Neil Duke, the lead attorney for the police department, argued that Rice had to face disciplinary actions because he was the officer in charge. He didn’t follow protocol in his leadership role, he argued, including failing to put Gray in a seatbelt and neglecting to act after he was told by a subordinate that the detained man appeared “lethargic” at the fifth stop.
“This is all about accepting personal responsibility. Leaders lead, others make excuses,” Duke said during his closing arguments.
But Davey argued that the prosecution failed to provide any evidence that could possibly justify discipline leading to the lieutenant losing his job.
“The evidence of this case, presented to you by the department, didn’t even come close,” Davey said.
Davey highlighted the officers’ testimony that Gray was “combative and violent” up to the van’s fifth stop.
He also blamed the department’s “very inefficient policies” and said transport vans were unsafe in 2015.
“They clearly had some dangerous equipment that these officers had to go out on the street with and honestly hope that no one was injured. And, unfortunately, on that day someone was,” Davey said outside the University of Baltimore, where the police trial board was held.
The same panel recently found the police van’s driver, Officer Caesar Goodson, not guilty of 21 charges.
Baltimore’s mayor has said she will renew efforts to persuade the legislature to add two civilians to police trial boards. Police union opposition has kept civilians off such panels in Baltimore, even as civilians join police in handling complaints in other cities.

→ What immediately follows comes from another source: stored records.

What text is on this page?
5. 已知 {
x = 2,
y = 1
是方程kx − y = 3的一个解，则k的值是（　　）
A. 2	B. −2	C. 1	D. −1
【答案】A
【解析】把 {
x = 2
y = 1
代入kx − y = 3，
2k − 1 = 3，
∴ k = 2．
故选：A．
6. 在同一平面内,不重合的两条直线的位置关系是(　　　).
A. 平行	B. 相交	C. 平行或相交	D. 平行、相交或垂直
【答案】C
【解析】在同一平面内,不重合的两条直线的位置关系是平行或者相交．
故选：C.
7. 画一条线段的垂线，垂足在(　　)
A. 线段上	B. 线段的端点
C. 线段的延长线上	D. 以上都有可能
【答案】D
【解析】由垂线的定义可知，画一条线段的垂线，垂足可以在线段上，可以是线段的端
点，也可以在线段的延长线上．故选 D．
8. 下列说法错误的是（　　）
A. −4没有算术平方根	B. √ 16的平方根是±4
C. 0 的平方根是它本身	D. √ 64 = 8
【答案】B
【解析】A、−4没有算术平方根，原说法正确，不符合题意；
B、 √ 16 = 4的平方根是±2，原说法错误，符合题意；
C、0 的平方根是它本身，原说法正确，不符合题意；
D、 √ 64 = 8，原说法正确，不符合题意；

Adam Jackson, director of Leaders of a Beautiful Struggle, an activist group that advocates for “the public policy interest of Black people,” said he wasn’t surprised by the police board’s rulings with Rice and Goodson.
“Until we have more civilian participation I believe we will be dissatisfied with the results,” he said by phone after the board’s Rice ruling.
One other police officer, Sgt. Alicia White, still faces a trial board and possible termination related to Gray’s arrest and van transport. She is due to go to trial on Dec. 5.